History of Ballinger, Texas
Ballinger was incorporated in 1886, laying nestled along the Colorado River and Elm Creek in the heart of West Central Texas. It is the current home to over 3,500 friendly people, with beautifully restored historical sites and homes speckled throughout the city.
While Wingate, named after Ballinger attorney W. J. Wingate, was the original county seat of Runnels County, in 1886 the county officially moved itself to the present seat in Ballinger.
City Hall - Santa Fe Depot
Ballinger is the perfect "host" city for the 25,000 surface acre O.H. Ivie Reservoir. Lake Ivie is about 25 miles southeast of Ballinger on FM 1929, east of US Highway 83. Ballinger is proud of her beautiful, well-kept City Park, a 20-acre, tree-shaded spot that is located along Elm Creek. The park features an extra large public swimming pool, outstanding playground equipment, picnic area with outdoor cooking facilities, disc golf course and RV hookups. Ballinger has two "City Lakes" with recreational areas, RV hookups, and some of the best fishing in Texas.
Proudly the home to a surviving Carnegie Library, the likes of which rivals its namesake's other statuesque features across the country like Carnegie Hall, the facility stands today preserved to the design of Andrew Carnegie's philanthropic vision. Host to the city's library with daily operations, a functioning performing stage and theater, and host to children and adult programs driven by a dedicated panel of directors and employees, the Carnegie is a must-stop for aficionados of architecture and literature while visiting Ballinger.
The festival features the Colorado River Bike Fest, a large parade, "ethnic food" booths, handmade arts and crafts displayed by approximately 100 different artists, live entertainment, a huge dance with a popular band on Saturday night...All this, plus the friendliest people you'll ever meet is just a few of the many reasons Ballinger is called "The Greatest Little Town in Texas."
Ballinger also boasts an incredible school system.

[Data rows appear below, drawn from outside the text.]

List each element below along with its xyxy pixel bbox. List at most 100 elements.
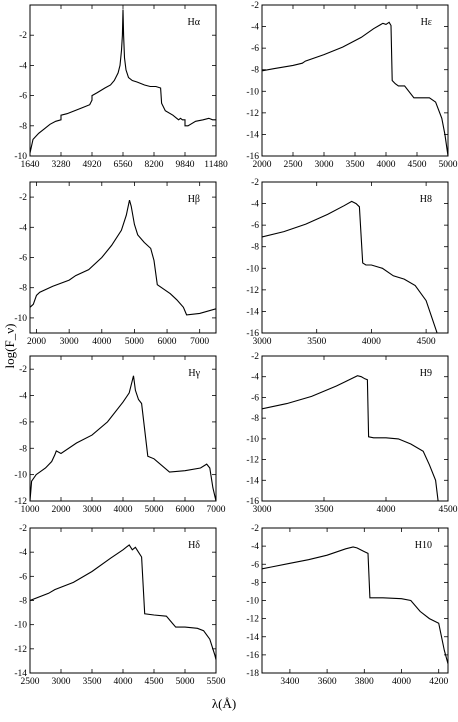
x-tick-label: 11480 — [204, 160, 228, 170]
y-axis-title: log(F_ν) — [2, 324, 17, 369]
x-tick-label: 2000 — [27, 337, 46, 347]
x-tick-label: 4000 — [114, 677, 133, 687]
panel-frame — [261, 181, 449, 334]
x-tick-label: 6560 — [114, 160, 133, 170]
y-tick-label: -16 — [246, 329, 259, 339]
y-tick-label: -8 — [19, 284, 27, 294]
y-tick-label: -8 — [19, 122, 27, 132]
x-tick-label: 5500 — [207, 677, 226, 687]
panel-label: Hα — [188, 17, 201, 28]
x-tick-label: 4000 — [362, 337, 381, 347]
y-tick-label: -14 — [246, 307, 259, 317]
y-tick-label: -6 — [19, 572, 27, 582]
y-tick-label: -8 — [251, 243, 259, 253]
y-tick-label: -12 — [246, 286, 259, 296]
y-tick-label: -16 — [246, 497, 259, 507]
panel-label: H8 — [420, 194, 432, 205]
y-tick-label: -2 — [19, 365, 27, 375]
y-tick-label: -2 — [251, 524, 259, 534]
y-tick-label: -4 — [19, 223, 27, 233]
x-tick-label: 5000 — [176, 677, 195, 687]
y-tick-label: -2 — [19, 31, 27, 41]
series-line — [262, 546, 448, 665]
x-tick-label: 3500 — [315, 505, 334, 515]
y-tick-label: -4 — [251, 373, 259, 383]
x-tick-label: 7000 — [207, 505, 226, 515]
x-tick-label: 6000 — [176, 505, 195, 515]
panel-5: 1000 2000 3000 4000 5000 6000 7000 -12 -10 -8 -6 -4… — [14, 355, 226, 515]
x-tick-label: 7000 — [190, 337, 209, 347]
y-tick-label: -6 — [251, 221, 259, 231]
y-tick-label: -6 — [251, 560, 259, 570]
series-line — [262, 375, 439, 501]
x-tick-label: 2000 — [52, 505, 71, 515]
y-tick-label: -8 — [19, 444, 27, 454]
series-line — [30, 9, 216, 154]
x-tick-label: 3400 — [280, 677, 299, 687]
x-tick-label: 3500 — [346, 160, 365, 170]
y-tick-label: -12 — [246, 109, 259, 119]
y-tick-label: -2 — [19, 193, 27, 203]
x-tick-label: 4920 — [83, 160, 102, 170]
y-tick-label: -10 — [14, 314, 27, 324]
x-tick-label: 3280 — [52, 160, 71, 170]
y-tick-label: -4 — [19, 61, 27, 71]
panel-frame — [261, 355, 449, 502]
y-tick-label: -6 — [251, 393, 259, 403]
x-tick-label: 9840 — [176, 160, 195, 170]
y-tick-label: -14 — [246, 130, 259, 140]
x-tick-label: 5000 — [439, 160, 458, 170]
x-tick-label: 8200 — [145, 160, 164, 170]
y-tick-label: -8 — [251, 414, 259, 424]
y-tick-label: -16 — [246, 152, 259, 162]
x-tick-label: 4000 — [377, 160, 396, 170]
y-tick-label: -8 — [251, 66, 259, 76]
panel-label: H9 — [420, 368, 432, 379]
x-tick-label: 6000 — [158, 337, 177, 347]
x-tick-label: 3000 — [60, 337, 79, 347]
y-tick-label: -14 — [246, 633, 259, 643]
x-tick-label: 1640 — [21, 160, 40, 170]
panel-3: 2000 3000 4000 5000 6000 7000 -10 -8 -6 -4 -2 Hβ — [14, 181, 217, 347]
y-tick-label: -14 — [14, 669, 27, 679]
y-tick-label: -10 — [14, 621, 27, 631]
panel-2: 2000 2500 3000 3500 4000 4500 5000 -16 -14 -12 -10… — [246, 1, 457, 170]
y-tick-label: -10 — [246, 87, 259, 97]
y-tick-label: -10 — [14, 152, 27, 162]
x-tick-label: 4500 — [417, 337, 436, 347]
y-tick-label: -18 — [246, 669, 259, 679]
x-tick-label: 4500 — [439, 505, 458, 515]
y-tick-label: -8 — [251, 578, 259, 588]
y-tick-label: -2 — [251, 352, 259, 362]
series-line — [262, 200, 438, 333]
y-tick-label: -6 — [19, 418, 27, 428]
x-tick-label: 3500 — [83, 677, 102, 687]
x-tick-label: 1000 — [21, 505, 40, 515]
x-tick-label: 3000 — [83, 505, 102, 515]
y-tick-label: -4 — [19, 548, 27, 558]
x-tick-label: 3000 — [253, 505, 272, 515]
series-line — [262, 21, 448, 156]
x-tick-label: 4000 — [377, 505, 396, 515]
x-tick-label: 2000 — [253, 160, 272, 170]
x-tick-label: 4000 — [92, 337, 111, 347]
series-line — [30, 544, 216, 660]
x-tick-label: 3600 — [318, 677, 337, 687]
panel-1: 1640 3280 4920 6560 8200 9840 11480 -10 -8 -6 -4 -2… — [14, 4, 228, 170]
x-tick-label: 3000 — [52, 677, 71, 687]
panel-label: Hγ — [188, 368, 200, 379]
x-tick-label: 3800 — [355, 677, 374, 687]
x-tick-label: 4000 — [392, 677, 411, 687]
x-tick-label: 4200 — [429, 677, 448, 687]
y-tick-label: -2 — [251, 1, 259, 11]
x-tick-label: 2500 — [21, 677, 40, 687]
y-tick-label: -6 — [19, 254, 27, 264]
panel-label: H10 — [415, 540, 432, 551]
y-tick-label: -12 — [14, 497, 27, 507]
series-line — [30, 375, 216, 501]
y-tick-label: -16 — [246, 651, 259, 661]
x-tick-label: 4500 — [145, 677, 164, 687]
panel-7: 2500 3000 3500 4000 4500 5000 5500 -14 -12 -10 -8 -… — [14, 524, 225, 687]
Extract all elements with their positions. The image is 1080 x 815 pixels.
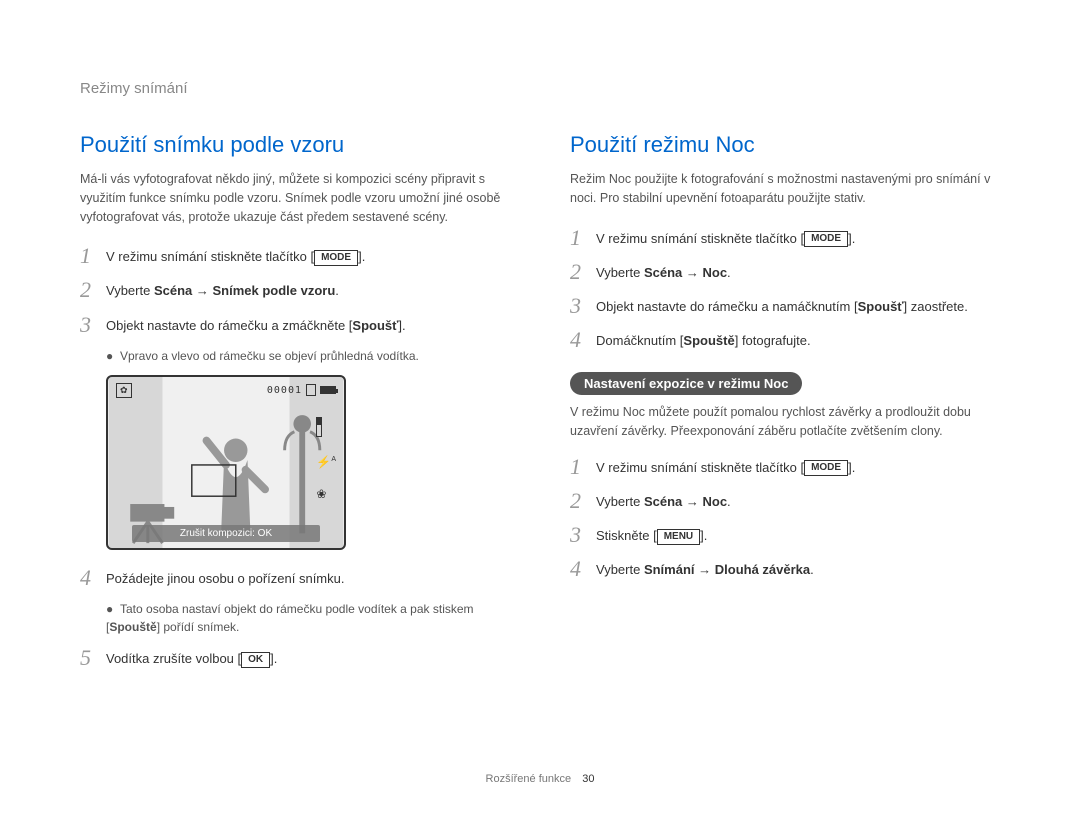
step-text: ]. — [270, 651, 277, 666]
step-text: . — [727, 265, 731, 280]
step-text-bold: Noc — [702, 265, 727, 280]
step-text: Objekt nastavte do rámečku a zmáčkněte [ — [106, 318, 352, 333]
step-number: 3 — [570, 294, 596, 318]
step-number: 4 — [570, 328, 596, 352]
mode-button-label: MODE — [804, 231, 848, 247]
camera-screenshot: ✿ 00001 ⚡A ❀ Zrušit kompozici: OK — [106, 375, 346, 550]
right2-step-1: 1 V režimu snímání stiskněte tlačítko [M… — [570, 455, 1000, 479]
right-title: Použití režimu Noc — [570, 132, 1000, 158]
step-number: 2 — [570, 260, 596, 284]
arrow: → — [682, 494, 702, 509]
left-step-3: 3 Objekt nastavte do rámečku a zmáčkněte… — [80, 313, 510, 337]
step-text: . — [727, 494, 731, 509]
right2-step-2: 2 Vyberte Scéna → Noc. — [570, 489, 1000, 513]
step-text: ]. — [848, 231, 855, 246]
step-text: Vyberte — [596, 562, 644, 577]
step-text: ] fotografujte. — [735, 333, 811, 348]
step-text: ]. — [848, 460, 855, 475]
step-text-bold: Spoušť — [858, 299, 904, 314]
right-step-2: 2 Vyberte Scéna → Noc. — [570, 260, 1000, 284]
screenshot-caption: Zrušit kompozici: OK — [132, 525, 321, 542]
menu-button-label: MENU — [657, 529, 700, 545]
step-text: Požádejte jinou osobu o pořízení snímku. — [106, 571, 344, 586]
step-text-bold: Spouště — [683, 333, 734, 348]
right-step-3: 3 Objekt nastavte do rámečku a namáčknut… — [570, 294, 1000, 318]
flash-icon: ⚡A — [316, 455, 336, 469]
right-column: Použití režimu Noc Režim Noc použijte k … — [570, 132, 1000, 680]
step-text: V režimu snímání stiskněte tlačítko [ — [596, 231, 804, 246]
arrow: → — [192, 283, 212, 298]
step-number: 5 — [80, 646, 106, 670]
page-footer: Rozšířené funkce 30 — [0, 773, 1080, 785]
step-text-bold: Dlouhá závěrka — [715, 562, 810, 577]
right2-step-4: 4 Vyberte Snímání → Dlouhá závěrka. — [570, 557, 1000, 581]
camera-mode-icon: ✿ — [116, 383, 132, 398]
card-icon — [306, 384, 316, 396]
step-text-bold: Noc — [702, 494, 727, 509]
right-step-4: 4 Domáčknutím [Spouště] fotografujte. — [570, 328, 1000, 352]
step-text: Vyberte — [596, 494, 644, 509]
step-text: V režimu snímání stiskněte tlačítko [ — [106, 249, 314, 264]
step-text: Objekt nastavte do rámečku a namáčknutím… — [596, 299, 858, 314]
step-text: Stiskněte [ — [596, 528, 657, 543]
step-text: Vodítka zrušíte volbou [ — [106, 651, 241, 666]
left-intro: Má-li vás vyfotografovat někdo jiný, můž… — [80, 170, 510, 226]
step-text: Domáčknutím [ — [596, 333, 683, 348]
step-number: 3 — [570, 523, 596, 547]
sub-text-bold: Spouště — [109, 620, 156, 634]
page-number: 30 — [582, 773, 594, 785]
step-text: . — [335, 283, 339, 298]
left-step-4-sub: ●Tato osoba nastaví objekt do rámečku po… — [106, 600, 510, 636]
ok-button-label: OK — [241, 652, 270, 668]
step-number: 1 — [570, 226, 596, 250]
macro-icon: ❀ — [316, 487, 336, 501]
left-step-1: 1 V režimu snímání stiskněte tlačítko [M… — [80, 244, 510, 268]
step-number: 4 — [80, 566, 106, 590]
step-number: 2 — [570, 489, 596, 513]
step-number: 4 — [570, 557, 596, 581]
left-step-3-sub: ●Vpravo a vlevo od rámečku se objeví prů… — [106, 347, 510, 365]
sub-text: Vpravo a vlevo od rámečku se objeví průh… — [120, 349, 419, 363]
left-step-2: 2 Vyberte Scéna → Snímek podle vzoru. — [80, 278, 510, 302]
sub-text: ] pořídí snímek. — [157, 620, 240, 634]
arrow: → — [695, 562, 715, 577]
step-number: 1 — [80, 244, 106, 268]
step-text: ]. — [700, 528, 707, 543]
scene-illustration — [108, 377, 344, 548]
step-text-bold: Scéna — [644, 265, 682, 280]
step-text: ] zaostřete. — [904, 299, 968, 314]
step-text: Vyberte — [106, 283, 154, 298]
mode-button-label: MODE — [804, 460, 848, 476]
step-text: . — [810, 562, 814, 577]
exposure-pill: Nastavení expozice v režimu Noc — [570, 372, 802, 395]
step-text-bold: Scéna — [644, 494, 682, 509]
arrow: → — [682, 265, 702, 280]
right-step-1: 1 V režimu snímání stiskněte tlačítko [M… — [570, 226, 1000, 250]
pill-sub: V režimu Noc můžete použít pomalou rychl… — [570, 403, 1000, 441]
step-text: Vyberte — [596, 265, 644, 280]
step-number: 2 — [80, 278, 106, 302]
left-title: Použití snímku podle vzoru — [80, 132, 510, 158]
right-intro: Režim Noc použijte k fotografování s mož… — [570, 170, 1000, 208]
battery-icon — [320, 386, 336, 394]
left-step-4: 4 Požádejte jinou osobu o pořízení snímk… — [80, 566, 510, 590]
step-text: V režimu snímání stiskněte tlačítko [ — [596, 460, 804, 475]
left-step-5: 5 Vodítka zrušíte volbou [OK]. — [80, 646, 510, 670]
footer-section: Rozšířené funkce — [486, 773, 572, 785]
step-text-bold: Snímek podle vzoru — [212, 283, 335, 298]
step-number: 3 — [80, 313, 106, 337]
step-text-bold: Spoušť — [352, 318, 398, 333]
page-header: Režimy snímání — [80, 80, 1000, 97]
step-number: 1 — [570, 455, 596, 479]
step-text: ]. — [358, 249, 365, 264]
zoom-icon — [316, 417, 322, 437]
mode-button-label: MODE — [314, 250, 358, 266]
right2-step-3: 3 Stiskněte [MENU]. — [570, 523, 1000, 547]
counter: 00001 — [267, 385, 302, 396]
step-text-bold: Scéna — [154, 283, 192, 298]
step-text: ]. — [398, 318, 405, 333]
left-column: Použití snímku podle vzoru Má-li vás vyf… — [80, 132, 510, 680]
step-text-bold: Snímání — [644, 562, 695, 577]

The school district has a long tradition of achievements in sports, academic UIL, band awards, and high academic success of its students. Students are encouraged to set and achieve high goals as shown through their TAAS scores, the number of college graduates and accomplishments at UIL meets. Ballinger schools were named Exemplary for 2001 by the Texas Education Agency. To read more about our schools, click here.
Origin of the city name
The town of Ballinger was established June 29, 1886 by the Santa Fe Railroad. It was named for William Pitt Ballinger, an attorney for the Santa Fe Railroad. For some history about this Ballinger family, see "The Handbook Of Texas Online", article for Betty Eve Ballinger (1854-1936).
Yet William Pitt Ballinger never visited the town named after him.
The City of Ballinger was established in 1886, and Mr. Ballinger died in 1888 at the age of 63.
William Pitt Ballinger's Law Office in Galveston, Texas is now known as "The Cradle," where the idea for the Daughters Of The Republic Of Texas Organization was formulated by MIss Ballinger and her first cousin, Hally Bryan Perry.
Source: Daughters Of The Republic Of Texas Information.
William Pitt Ballinger: Texas Lawyer, Southern Statesman, 1825 - 1888
Book review by David S. Pettus
"Moretta has illuminated an obscure but important figure in Texas history. William Pitt Ballinger was one of the most active and important men in Texas legal circles in the mid-nineteenth century. He left a very significant body of papers both personal and legal which are housed in three archives in Galveston, Houston and Austin, Texas. Ballinger practiced a wide range of law but was best known for his Supreme Count appeals in both the Texas and United States Supreme Courts and for representing railroads. Ballinger was widely respected which led him to be designated as the man to obtain pardons for Confederate officials and soldiers after the Civil War. His life and papers deserve more attention. Moretta has brought Ballinger to light after too many years of obscurity. A very important book in Texas legal and business history."